Tom: Yeah. Listen, I mean, I've been at this a while. You look back at these hype cycles and the hysteria that ensues, going back to like object oriented programming. Object oriented programming that's going to save the entire planet between object oriented programming and web free slash blockchain. I know you're a big fan James.

James: Yeah! 

Tom: Chum in the water. This one is uniquely hysterical everything that's going on right now with AI ML. I really appreciate your comment also about how scary it is that we really have no effing idea how it really works. An honest researcher in that field, because I, you know, you pick up some of these papers, I stay curious and I look at some of the, some of the summaries and other cutting edge research and you look it up, you open it and it's just a lot of notation hacking, right? And people kind of trying to gussy it up with the patina of a lot of math and symbology. But honest researchers who do it will tell you, listen, dude, we have no, no understanding as to how a multi layer neural network actually does what it does. Zero. You know, so it's, uh, and in that context, here we are just all abuzz, all the flutter everywhere, AI for your business, AI for your bathroom, AI for your car, AI for your kitchen. It's kind of crazy. God help us! 

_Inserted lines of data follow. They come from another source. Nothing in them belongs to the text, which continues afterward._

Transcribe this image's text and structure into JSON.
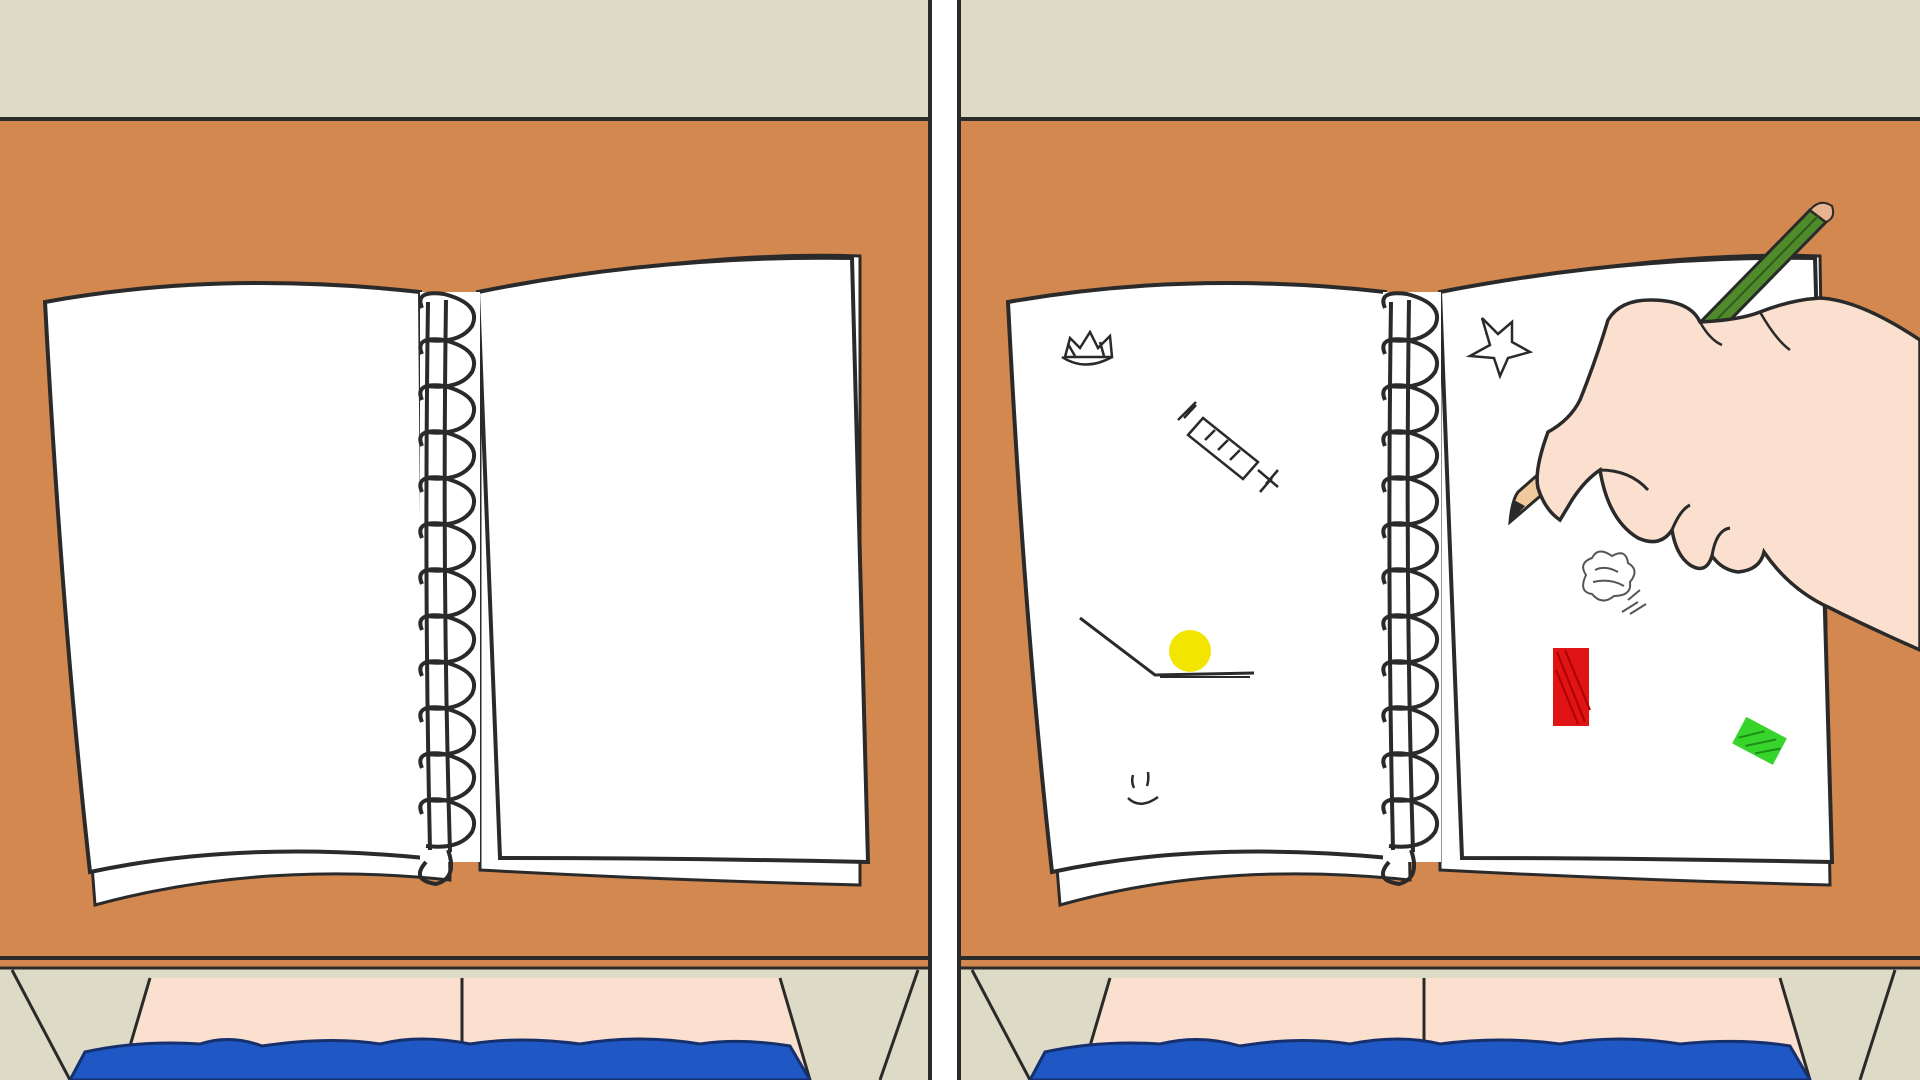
{
  "scene": {
    "panels": [
      {
        "state": "blank notebook"
      },
      {
        "state": "notebook with doodles, hand drawing"
      }
    ],
    "colors": {
      "wall": "#dddac6",
      "desk": "#d38850",
      "desk_outline": "#2b2b2b",
      "paper": "#ffffff",
      "ink": "#2a2a2a",
      "skin": "#fbe0cf",
      "skirt": "#1f58c4",
      "pencil": "#4f8a2b",
      "pencil_dark": "#2f5c19",
      "pencil_wood": "#f0c99c",
      "doodle_yellow": "#f2e600",
      "doodle_red": "#e01414",
      "doodle_green": "#37d52c",
      "divider": "#ffffff"
    },
    "doodles": [
      "crown-icon",
      "syringe-icon",
      "star-icon",
      "ramp-and-ball",
      "smiley-face",
      "cloud-scribble",
      "red-block",
      "green-block"
    ]
  }
}
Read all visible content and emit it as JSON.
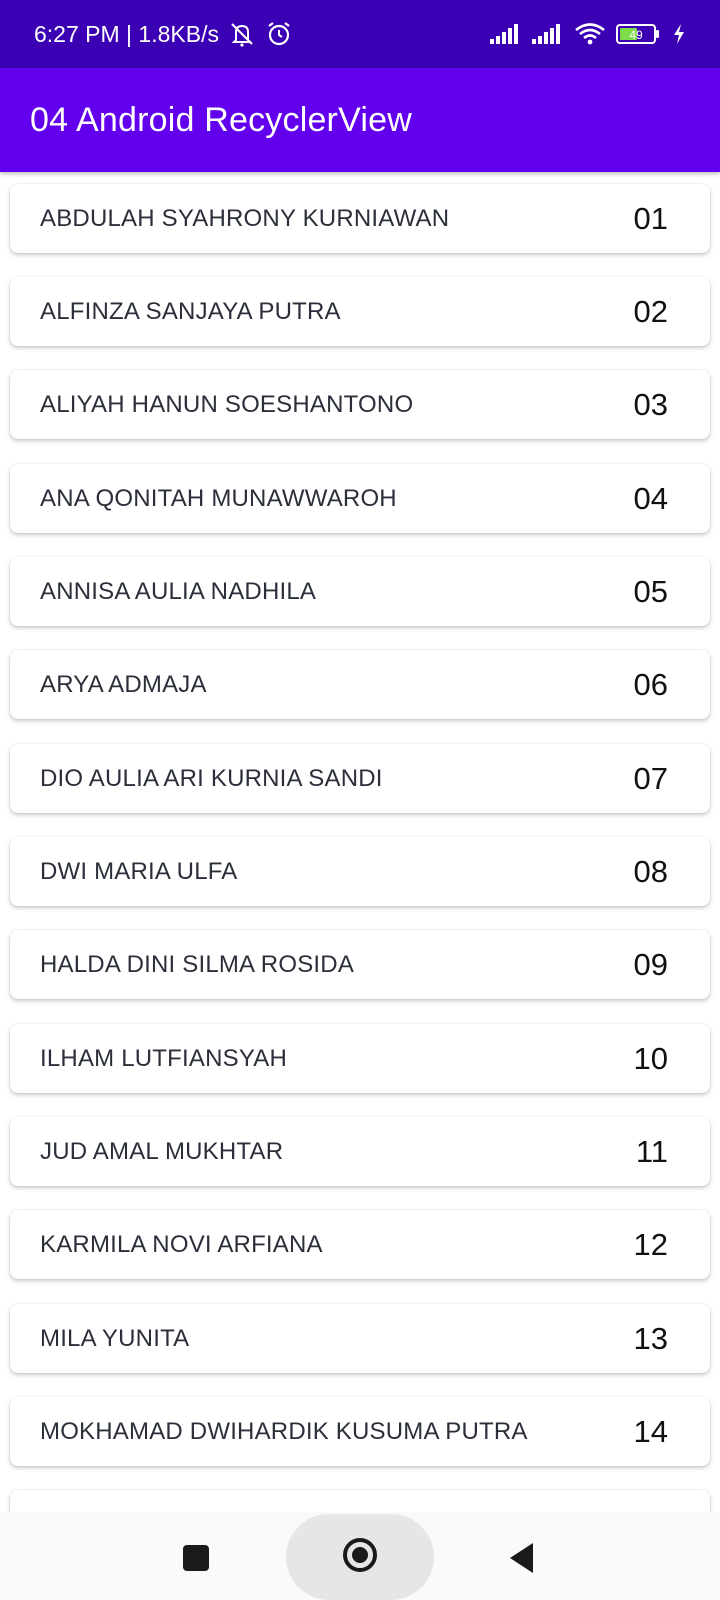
{
  "status_bar": {
    "time_speed": "6:27 PM | 1.8KB/s",
    "battery_level": "49",
    "icons": [
      "mute-bell-icon",
      "alarm-icon",
      "signal-icon",
      "signal-icon",
      "wifi-icon",
      "battery-icon",
      "charging-bolt-icon"
    ]
  },
  "app_bar": {
    "title": "04 Android RecyclerView",
    "color": "#6200ee"
  },
  "items": [
    {
      "name": "ABDULAH SYAHRONY KURNIAWAN",
      "number": "01"
    },
    {
      "name": "ALFINZA SANJAYA PUTRA",
      "number": "02"
    },
    {
      "name": "ALIYAH HANUN SOESHANTONO",
      "number": "03"
    },
    {
      "name": "ANA QONITAH MUNAWWAROH",
      "number": "04"
    },
    {
      "name": "ANNISA AULIA NADHILA",
      "number": "05"
    },
    {
      "name": "ARYA ADMAJA",
      "number": "06"
    },
    {
      "name": "DIO AULIA ARI KURNIA SANDI",
      "number": "07"
    },
    {
      "name": "DWI MARIA ULFA",
      "number": "08"
    },
    {
      "name": "HALDA DINI SILMA ROSIDA",
      "number": "09"
    },
    {
      "name": "ILHAM LUTFIANSYAH",
      "number": "10"
    },
    {
      "name": "JUD AMAL MUKHTAR",
      "number": "11"
    },
    {
      "name": "KARMILA NOVI ARFIANA",
      "number": "12"
    },
    {
      "name": "MILA YUNITA",
      "number": "13"
    },
    {
      "name": "MOKHAMAD DWIHARDIK KUSUMA PUTRA",
      "number": "14"
    },
    {
      "name": "",
      "number": ""
    }
  ],
  "nav_bar": {
    "icons": [
      "recents-square-icon",
      "home-circle-icon",
      "back-triangle-icon"
    ]
  }
}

James: It's completely crazy. And I'll just say, by the way, like, this is one reason why I think that like people who dismiss the existential risk thing, they're going to be the first to go because like it is both true that there are immediate harms for people whose lives are currently impacted by machine learning systems, just to be clear. There are immediate harms that are being done in terms of like, you know, deciding who gets parole and deciding whose mortgages get, you know, um, hand out stuff like that. 

Tom: Right. 

James: But like when we talk about existential risk, right? The fact that we already have so many quote... I mean, I don't want to call them mundane to dismiss them, but we have so many sort of immediate negative impacts of AI that we see already. Why wouldn't we think that if we're not careful? Oh, you know, someone's going to hook up, you know, machine learning to, uh, you know, the Pentagon's a system for doing, you know, early warning or things like this. So I think that we should be concerned both about these sort of immediate near term harms as well as the existential risk stuff. I'll be wearing a sandwich board out by the, uh, the Harvard tea stop later on. If anybody wants to hear more about this, uh, exciting, positive filled philosophy. So cheers! 

Tom: Make sure to wear your tinfoil hat on top of the, of the sandwich board. 

James: Hat singular? Plural, my friend. You gotta have multiple layers to attenuate different frequencies. 

Tom: Of course.

Vivek: But just to play devil's advocate, right? The train's already left the station, right? So you can't, or you can't put the toothpaste back in the tube, or you can't put the genie back in the bottle. Pick your favorite analogy, right? Isn't our only recourse to figure out how we are going to build in the things we were talking about earlier, frameworks, policies, protocols, et cetera, so that all of this amazing technology is used in the, to the extent possible in the right way, in scare quotes, right, right?.

James: Well, I mean, you're exactly right. That, you know, absent a time machine, you know, we, we can't go back in time and whisper to Jeff Hinton and say, Hey, maybe you should become an artist, you know, by the way, Jeff's a great guy. And I mean, that's just, you know, got to throw in a time travel joke there. So yeah, I don't think we should like outlaw the technology, but like what's going to happen practically. Well, I think like what history shows us is that there's going to be a disaster. Like a very big disaster if we don't sort of get ahead of it and then we'll try to do more regulation and then we'll sort of engage in sort of like this, this sort of halting will deregulate. There's a problem you regulate more. We see this in the financial markets to some extent, you know, like where people say like, oh, times are good. Let's roll back some of these regulations we had before and look how well that's worked out. So I think that like, I'm not advocating for sort of like a maximalist position of like, let's abolish this technology. Because I do think you're right that in, in some sense, like information wants to be free. Like we're never going to be able to just sort of completely make people forget about neural nets. But I think that the core challenge I think for people like us, technologists, who are interested in responsible technology is trying to figure out what that balance is, of wanting to foster progress while encouraging regulation, that sort of makes sure that some of the excesses, some of the obvious harms don't come to, to light and it's a difficult needle to thread, um, but we have to try it. 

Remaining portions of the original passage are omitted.